Nawaz Sharif hemmed and hawed but he had no answer to the details revealed by the scandals…for in all their tax returns and nomination papers for elections the Sharifs had never let out a word, not a squeak, about their offshore accounts and extended Mayfair properties, a series of flats in the most expense heart of London.
Imran has his admirers, legions of them, but he also has his detractors – armchair pundits, samurai fighting their battles from their sofas, givers of gratuitous advice. And they said of him that he was given to impulsive decisions and solo flights. Mindful of this criticism Imran bent over backwards to win over the support of other opposition parties for a united front on the Panama leaks.
Opposition worthies met, mostly at the residence of Aitzaz Ahsan in Islamabad, and they talked and talked. Then with a PML-N squad whose brief seemed to be to drag out the matter there were endless discussions on terms of reference for a Panama inquiry. Imran had said that as a last resort he would undertake a march on Raiwind and the Chaudhrys of Gujrat, suddenly scrupulous, said it was unseemly to bang the drums in front of someone’s house and Tahirul Qadri, miffed because he was not getting the limelight he wanted, flew off to London to carry on his struggle, he said, from overseas.
The PPP in any event was playing a double game, blowing hot and cold but not committing itself to anything – Aitzaz Ahsan seemingly on fire but the prince of the double statement, Khurshid Shah, always finding ingenious excuses for inaction.
So Imran was left on his own. In the standoff with India someone else in his place could have found an excuse for backing off by crouching in the trenches of patriotism and saying this was a time for national unity. But being Imran he put everything on a throw of the dice, going for the Raiwind rally all by himself. An earlier public meeting in Karachi had been a flop, one at Lahore’s Charing Cross a so-so event. The signs were thus not promising. And the pundits said that the PTI was tired. There were also reports of strife within the party.

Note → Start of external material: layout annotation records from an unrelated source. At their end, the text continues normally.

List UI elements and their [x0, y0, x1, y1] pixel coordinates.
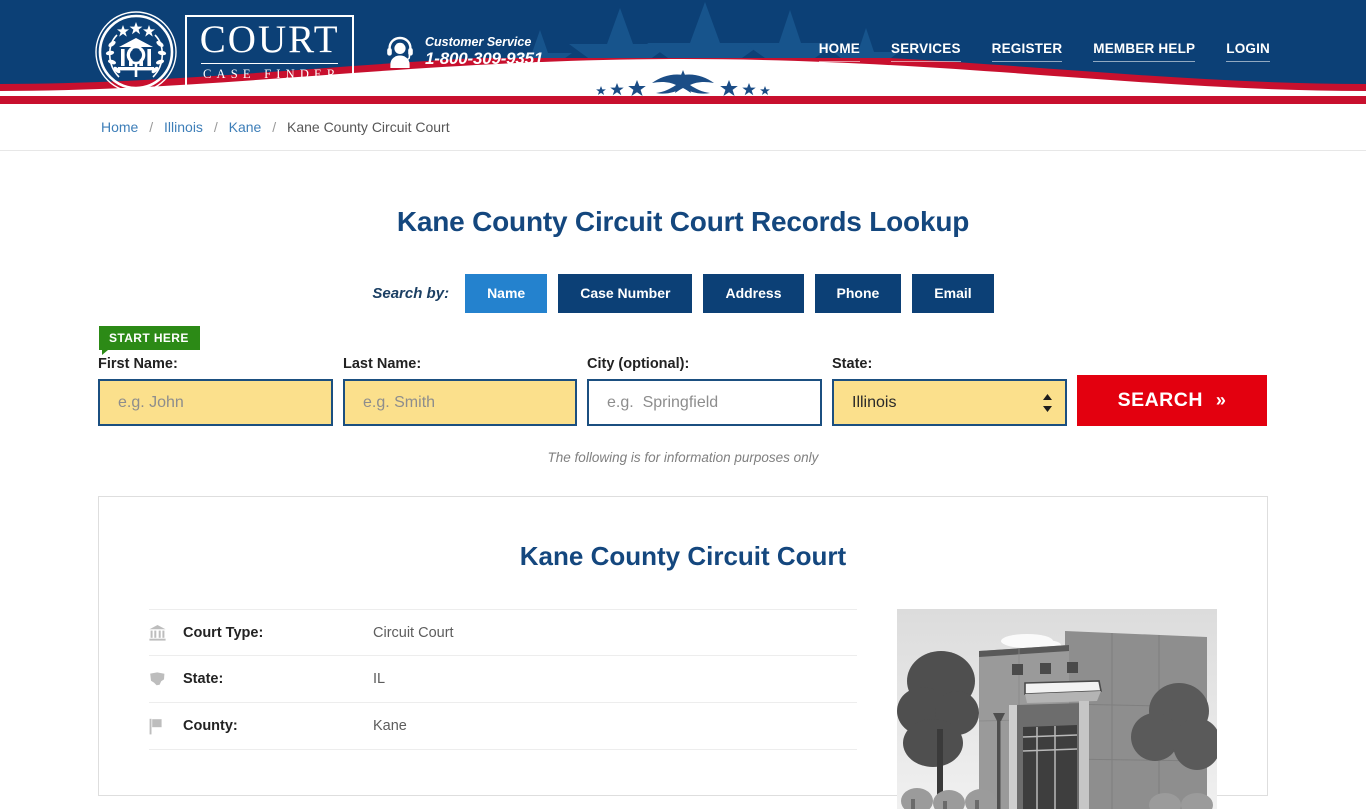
- last-name-label: Last Name:: [343, 356, 422, 372]
- breadcrumb: Home / Illinois / Kane / Kane County Cir…: [101, 119, 450, 135]
- court-info-card: Kane County Circuit Court Court Type: Ci…: [98, 496, 1268, 809]
- table-row: Court Type: Circuit Court: [149, 609, 857, 656]
- breadcrumb-separator: /: [272, 119, 277, 135]
- search-by-label: Search by:: [372, 285, 450, 302]
- breadcrumb-bar: Home / Illinois / Kane / Kane County Cir…: [0, 104, 1366, 151]
- breadcrumb-item-current: Kane County Circuit Court: [286, 119, 450, 135]
- search-by-tabs: Search by: Name Case Number Address Phon…: [0, 274, 1366, 313]
- state-select[interactable]: Illinois: [832, 379, 1067, 426]
- row-label: County:: [183, 718, 238, 734]
- first-name-field-group: First Name:: [98, 356, 333, 426]
- bank-icon: [149, 624, 183, 641]
- table-row: State: IL: [149, 656, 857, 703]
- start-here-badge: START HERE: [99, 326, 200, 355]
- tab-name[interactable]: Name: [465, 274, 548, 313]
- last-name-input[interactable]: [343, 379, 577, 426]
- customer-service-label: Customer Service: [425, 35, 532, 50]
- double-chevron-right-icon: »: [1215, 390, 1227, 410]
- city-input[interactable]: [587, 379, 822, 426]
- breadcrumb-separator: /: [149, 119, 154, 135]
- city-label: City (optional):: [587, 356, 690, 372]
- eagle-stars-emblem: [596, 70, 770, 96]
- tab-case-number[interactable]: Case Number: [558, 274, 693, 313]
- row-value: Kane: [373, 718, 407, 734]
- last-name-field-group: Last Name:: [343, 356, 577, 426]
- court-name-title: Kane County Circuit Court: [519, 541, 847, 571]
- state-label: State:: [832, 356, 873, 372]
- court-details-table: Court Type: Circuit Court State: IL Coun…: [149, 609, 857, 809]
- search-button[interactable]: SEARCH »: [1077, 375, 1267, 426]
- breadcrumb-separator: /: [213, 119, 218, 135]
- breadcrumb-item-home[interactable]: Home: [101, 119, 138, 135]
- site-header: COURT CASE FINDER Customer Service 1-800…: [0, 0, 1366, 104]
- disclaimer-text: The following is for information purpose…: [547, 450, 819, 465]
- tab-email[interactable]: Email: [912, 274, 994, 313]
- breadcrumb-item-kane[interactable]: Kane: [229, 119, 262, 135]
- tab-phone[interactable]: Phone: [814, 274, 902, 313]
- courthouse-building-photo: [897, 609, 1217, 809]
- first-name-label: First Name:: [98, 356, 178, 372]
- table-row: County: Kane: [149, 703, 857, 750]
- search-button-label: SEARCH: [1117, 389, 1203, 411]
- breadcrumb-item-illinois[interactable]: Illinois: [164, 119, 203, 135]
- logo-main-text: COURT: [199, 18, 340, 62]
- city-field-group: City (optional):: [587, 356, 822, 426]
- row-value: IL: [373, 671, 386, 687]
- row-label: State:: [183, 671, 224, 687]
- state-shape-icon: [149, 671, 183, 687]
- tab-address[interactable]: Address: [703, 274, 804, 313]
- row-value: Circuit Court: [373, 624, 454, 641]
- flag-icon: [149, 718, 183, 735]
- search-form: START HERE First Name: Last Name: City (…: [0, 326, 1366, 426]
- row-label: Court Type:: [183, 624, 264, 641]
- page-title: Kane County Circuit Court Records Lookup: [396, 206, 970, 237]
- first-name-input[interactable]: [98, 379, 333, 426]
- state-field-group: State: Illinois: [832, 356, 1067, 426]
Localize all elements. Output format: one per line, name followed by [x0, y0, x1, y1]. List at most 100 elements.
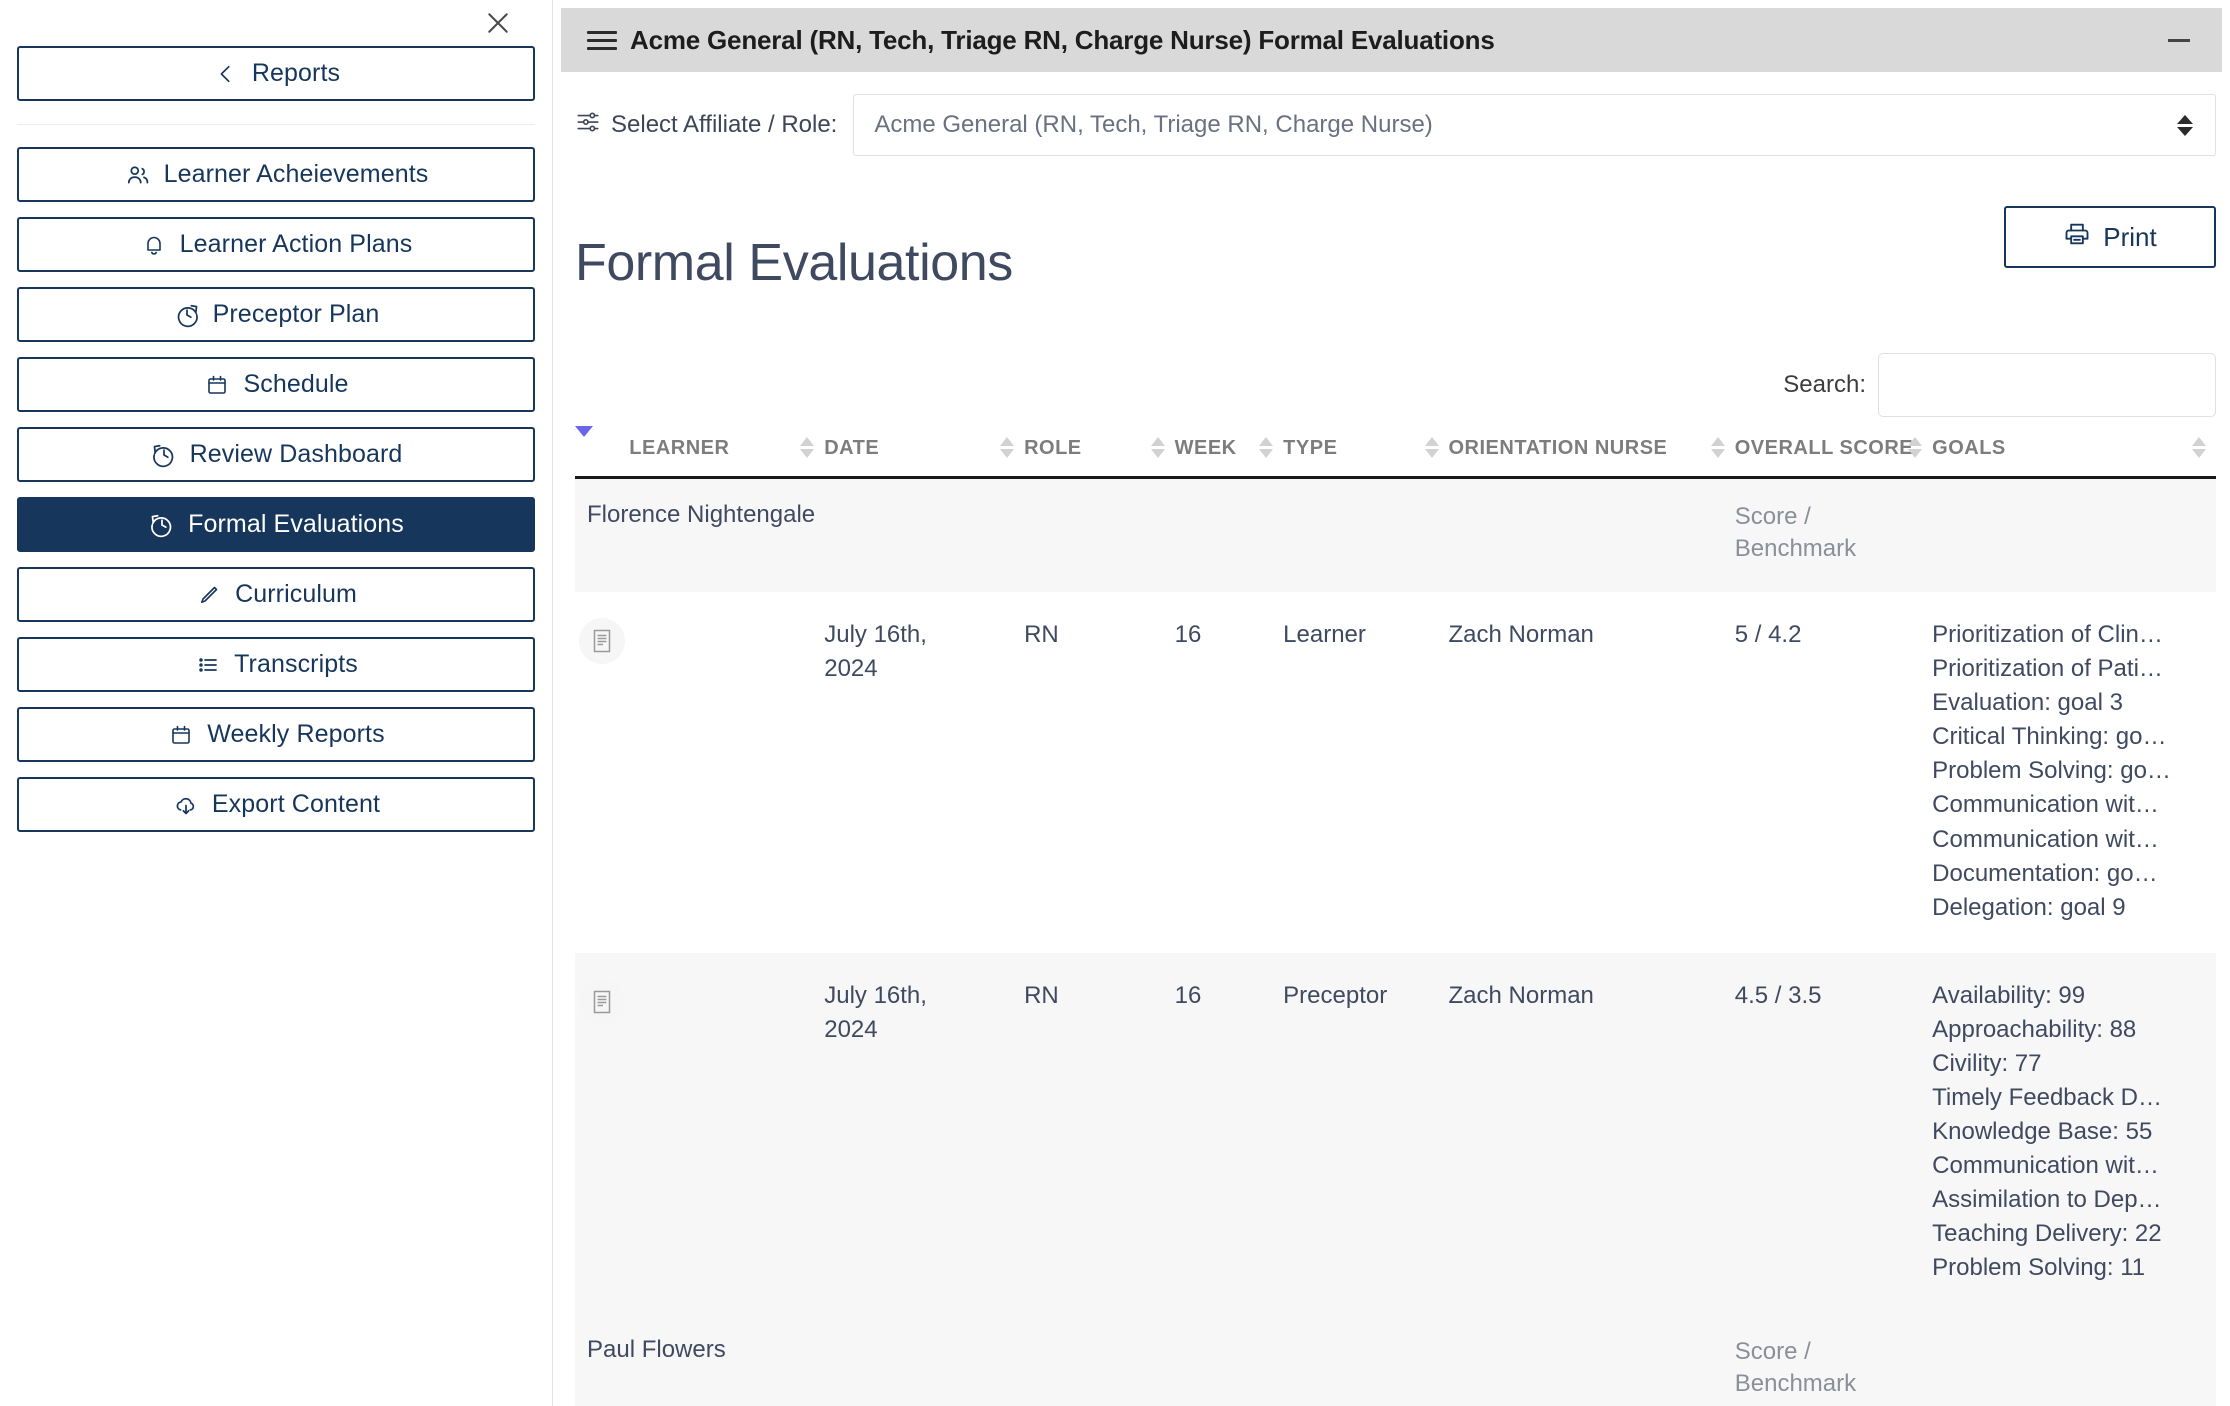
evaluations-table-zone: LEARNER DATE ROLE WEEK TYPE ORIENTATION … [553, 417, 2230, 1406]
sidebar-item-preceptor-plan[interactable]: Preceptor Plan [17, 287, 535, 342]
sort-arrows-icon [1424, 436, 1439, 458]
cell-goals: Availability: 99 Approachability: 88 Civil… [1932, 952, 2216, 1314]
column-header-overall-score[interactable]: OVERALL SCORE [1734, 434, 1933, 479]
sidebar-item-label: Weekly Reports [207, 720, 385, 748]
sort-desc-active-icon [575, 425, 593, 459]
table-body: Florence Nightengale Score / Benchmark July… [575, 477, 2216, 1406]
column-label: LEARNER [629, 436, 730, 459]
sidebar-item-formal-evaluations[interactable]: Formal Evaluations [17, 497, 535, 552]
table-row[interactable]: July 16th, 2024 RN 16 Preceptor Zach Norman 4.… [575, 952, 2216, 1314]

I was looking at the papers on Sunday morning and it was funny seeing how some media champions of democracy – for whom democracy equals the glory of the Sharifs – were admitting, their anger barely concealed, that, yes, it was a biggish affair and something would have to give on the Panama scandal. For such stalwarts a favourable word about Imran is like putting live coals in their mouths…which immeasurably multiplies the value of their reluctant testimony.
Beware therefore the winds of November. The All Parties Conference in Islamabad is a pantomime…sound and fury, signifying nothing. Nawaz Sharif can’t keep running away from the Panama leaks and talk of national unity at the same time. Only meaningful action on the leaks can forge national unity at this juncture. Otherwise, Imran will go ahead with his march on Islamabad post-Muharram. On a roll after Raiwind, his threat to lay siege to the capital should be taken seriously.
Otherwise I think the Sharifs are in more trouble than they realise.